A lightweight full text indexer for .NET
This is very much a work in progress, and a re-imagining of the original LIFTI project from many years ago.
More information will follow as the code is fleshed out.
Design documents/thoughts are starting to appear in the wiki.
// Create a full text index with default settings
var index = new FullTextIndex<string>();
// Index
index.Index("A", "This is some text associated with A: fizz");
index.Index("B", "Some buzz text for B");
index.Index("C", "Text associated with C is both fizz and buzz");
// Search for text containing both Fizz *and* Buzz
var results = index.Search("Fizz Buzz").ToList();
// Output: Items with both Fizz and Buzz: 1
Console.WriteLine($"Items with both Fizz and Buzz: {results.Count}");
// Search for text containing both Fizz *or* Buzz
results = index.Search("Fizz | Buzz").ToList();
// Outputs: Items with Fizz or Buzz: 3
Console.WriteLine($"Items with Fizz or Buzz: {results.Count}");
If you want to try out the early versions of this, you can download the Lifti.Core package from the CI package feed: https://goatly.pkgs.visualstudio.com/LIFTI/_packaging/lifti-ci/nuget/v3/index.json
- Provide a very simple way to build an in-memory full text index.
- netstandard2 compatibility
- Persistance via explicit serialization/deserialization points. Automatic persistance to a backing store upon changes to the index is out of scope.
- Distributed transactions are out of scope and don't make much sense anyway given automatic persistance is not in scope. (the old version did support this but I don't think anyone actually used it though - I know didn't :))

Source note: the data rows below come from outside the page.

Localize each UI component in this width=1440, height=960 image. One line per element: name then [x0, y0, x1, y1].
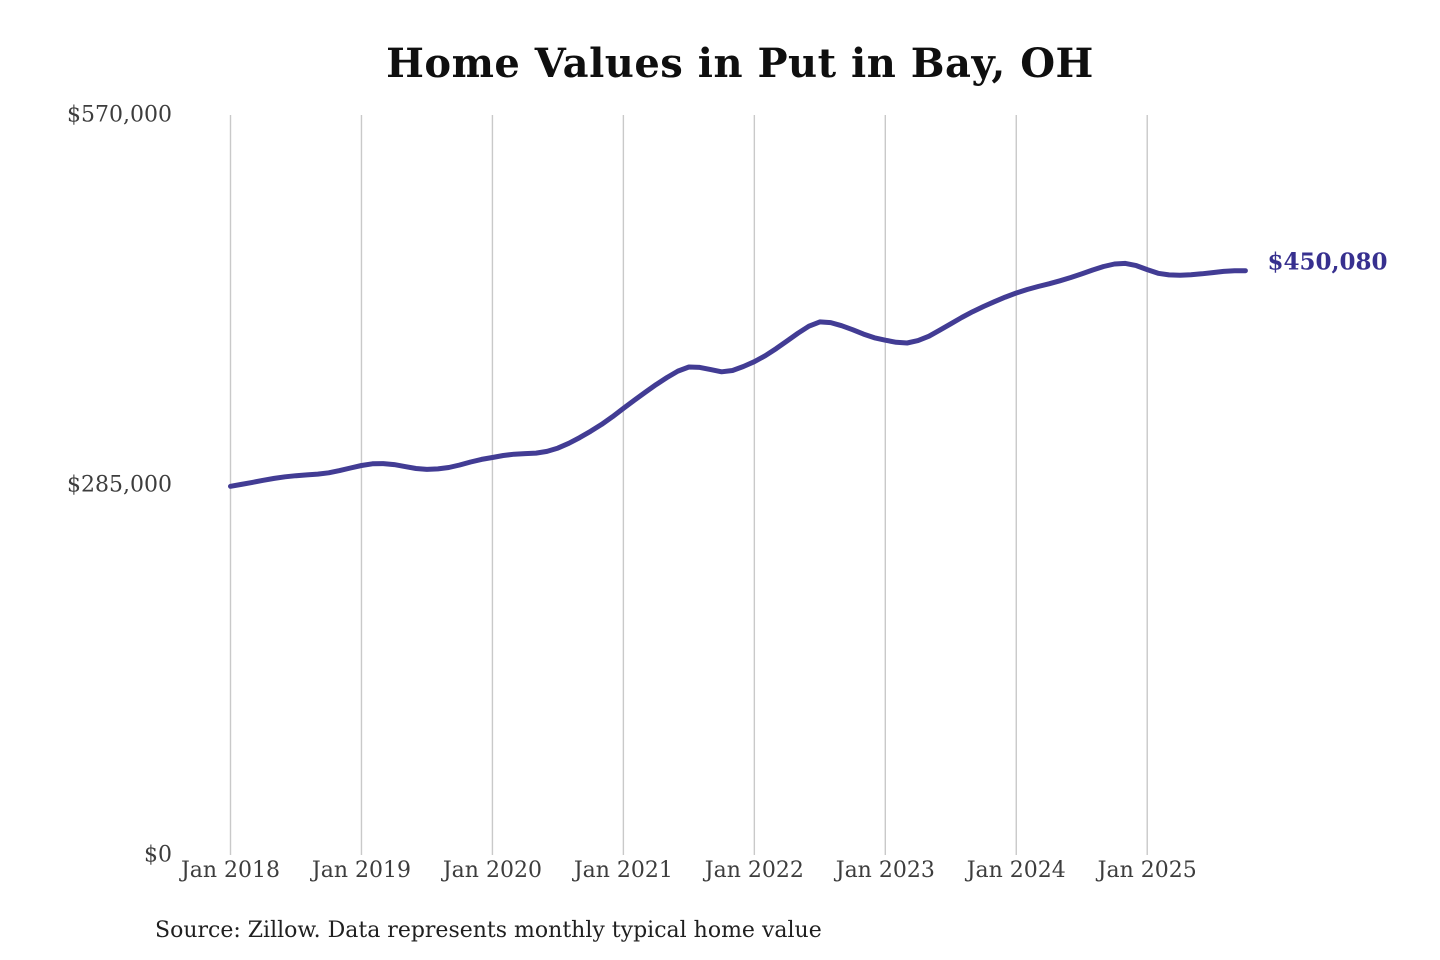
x-tick-label: Jan 2022 — [704, 858, 804, 883]
y-tick-label: $570,000 — [67, 102, 172, 128]
x-tick-label: Jan 2025 — [1097, 858, 1197, 883]
x-tick-label: Jan 2018 — [180, 858, 281, 883]
y-tick-label: $0 — [144, 842, 172, 868]
x-tick-label: Jan 2023 — [835, 858, 935, 883]
end-value-label: $450,080 — [1267, 248, 1388, 276]
chart-title: Home Values in Put in Bay, OH — [386, 40, 1094, 87]
x-tick-label: Jan 2019 — [311, 858, 411, 883]
y-tick-label: $285,000 — [67, 472, 172, 498]
source-note: Source: Zillow. Data represents monthly … — [155, 918, 822, 943]
home-value-line — [228, 260, 1248, 489]
x-tick-label: Jan 2020 — [442, 858, 542, 883]
x-tick-label: Jan 2021 — [573, 858, 673, 883]
x-tick-label: Jan 2024 — [966, 858, 1066, 883]
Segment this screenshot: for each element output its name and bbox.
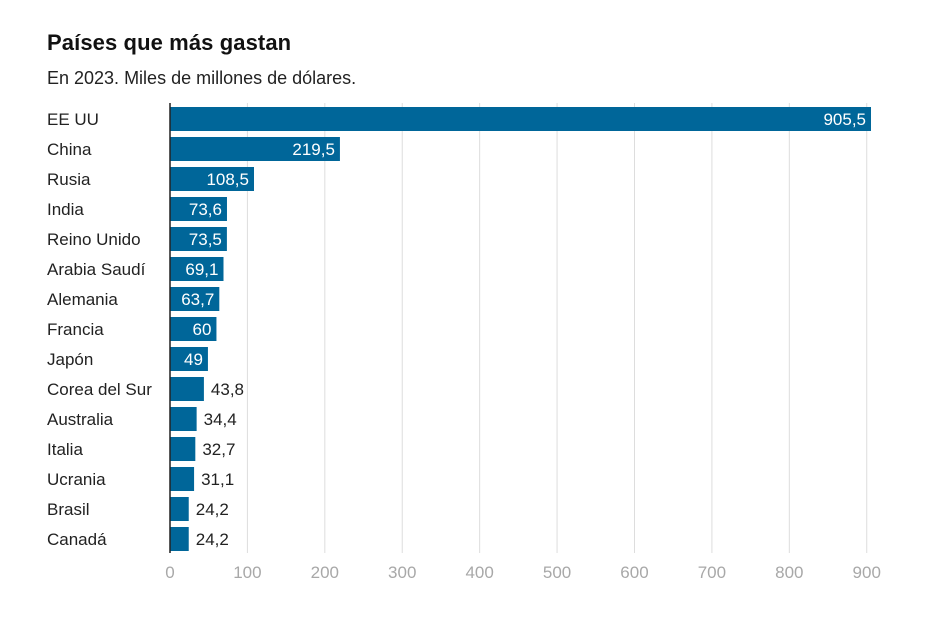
category-label: Japón bbox=[47, 350, 93, 369]
category-label: Corea del Sur bbox=[47, 380, 152, 399]
category-label: China bbox=[47, 140, 92, 159]
bar-value-label: 43,8 bbox=[211, 380, 244, 399]
bar bbox=[170, 287, 220, 311]
x-tick-label: 0 bbox=[165, 563, 174, 582]
category-label: EE UU bbox=[47, 110, 99, 129]
bar-value-label: 63,7 bbox=[181, 290, 214, 309]
bar bbox=[170, 377, 204, 401]
bar bbox=[170, 137, 340, 161]
x-tick-label: 600 bbox=[620, 563, 648, 582]
x-tick-label: 500 bbox=[543, 563, 571, 582]
bar bbox=[170, 407, 197, 431]
category-label: Ucrania bbox=[47, 470, 106, 489]
bar-value-label: 69,1 bbox=[185, 260, 218, 279]
category-label: Arabia Saudí bbox=[47, 260, 146, 279]
category-label: Reino Unido bbox=[47, 230, 141, 249]
bar-value-label: 108,5 bbox=[206, 170, 249, 189]
bar bbox=[170, 497, 189, 521]
x-tick-label: 900 bbox=[853, 563, 881, 582]
bar-value-label: 31,1 bbox=[201, 470, 234, 489]
chart-subtitle: En 2023. Miles de millones de dólares. bbox=[47, 68, 357, 88]
x-tick-label: 700 bbox=[698, 563, 726, 582]
bar-value-label: 60 bbox=[193, 320, 212, 339]
bar bbox=[170, 467, 195, 491]
bar bbox=[170, 167, 254, 191]
category-label: Rusia bbox=[47, 170, 91, 189]
bars bbox=[170, 107, 871, 551]
bar-value-label: 219,5 bbox=[292, 140, 335, 159]
x-tick-label: 400 bbox=[465, 563, 493, 582]
x-tick-labels: 0 100 200 300 400 500 600 700 800 900 bbox=[165, 563, 881, 582]
bar-value-label: 73,6 bbox=[189, 200, 222, 219]
category-label: Canadá bbox=[47, 530, 107, 549]
bar-value-label: 49 bbox=[184, 350, 203, 369]
category-label: Brasil bbox=[47, 500, 90, 519]
bar bbox=[170, 227, 227, 251]
category-label: Alemania bbox=[47, 290, 118, 309]
bar bbox=[170, 107, 871, 131]
bar bbox=[170, 437, 196, 461]
x-tick-label: 800 bbox=[775, 563, 803, 582]
bar-value-label: 24,2 bbox=[196, 530, 229, 549]
bar bbox=[170, 257, 224, 281]
bar bbox=[170, 317, 217, 341]
value-labels: 905,5 219,5 108,5 73,6 73,5 69,1 63,7 60 49 43,8 3… bbox=[181, 110, 866, 549]
x-tick-label: 100 bbox=[233, 563, 261, 582]
bar bbox=[170, 527, 189, 551]
bar bbox=[170, 197, 227, 221]
bar-value-label: 34,4 bbox=[204, 410, 237, 429]
chart-title: Países que más gastan bbox=[47, 30, 292, 55]
category-label: Francia bbox=[47, 320, 104, 339]
bar bbox=[170, 347, 208, 371]
bar-value-label: 73,5 bbox=[189, 230, 222, 249]
bar-value-label: 32,7 bbox=[202, 440, 235, 459]
bar-value-label: 24,2 bbox=[196, 500, 229, 519]
category-labels: EE UU China Rusia India Reino Unido Arabia Sa… bbox=[47, 110, 152, 549]
x-tick-label: 200 bbox=[311, 563, 339, 582]
bar-value-label: 905,5 bbox=[823, 110, 866, 129]
category-label: India bbox=[47, 200, 84, 219]
x-tick-label: 300 bbox=[388, 563, 416, 582]
category-label: Australia bbox=[47, 410, 114, 429]
category-label: Italia bbox=[47, 440, 83, 459]
gridlines bbox=[246, 103, 868, 553]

The old implementation followed a very simple tree structure where every node in the tree linked to its descendants via relevant chars, e.g.:
A
╚P
╠E (matches APE)
╚P
╚L
╚E (matches APPLE)
The new implementation expands upon this by allowing a node to also contain a series of "intra-node" characters - this reduces the number of nodes in the tree, reducing the overall memory footprint and allows for potential gains in search times. (less object traversal required):
AP
╠E (matches APE)
╚PLE (matches APPLE)
Method | Mean | Error | StdDev | Rank | Gen 0 | Gen 1 | Gen 2 | Allocated |
---|---|---|---|---|---|---|---|---|
NewCodeIndexingAlwaysSupportIntraNodeText | 464.9 ms | 1.310 ms | 1.226 ms | 3 | 25000.0000 | 7000.0000 | 1000.0000 | 144.85 MB |
NewCodeIndexingAlwaysIndexCharByChar | 475.6 ms | 2.606 ms | 2.310 ms | 4 | 27000.0000 | 8000.0000 | 1000.0000 | 155.7 MB |
NewCodeIndexingIntraNodeTextAt4Characters | 446.4 ms | 3.884 ms | 3.633 ms | 1 | 26000.0000 | 7000.0000 | 2000.0000 | 145.32 MB |
NewCodeIndexingIntraNodeTextAt2Characters | 456.7 ms | 3.035 ms | 2.839 ms | 2 | 25000.0000 | 7000.0000 | 1000.0000 | 144.86 MB |
legacycodeindexing | 481.6 ms | 5.867 ms | 5.488 ms | 4 | 39000.0000 | 10000.0000 | 1000.0000 | 228.35 MB |
Notes:
- Each execution populates an index with 200 Wikipedia articles. In other words, in the best case above, it takes 446ms to completely index 200 Wikipedia pages (~7Mb of content) into memory.
- The new implementation additionally normalizes characters to latin representations (i.e. allowing for case insensitive searching) and there is no equivalent of this in the previous implementation.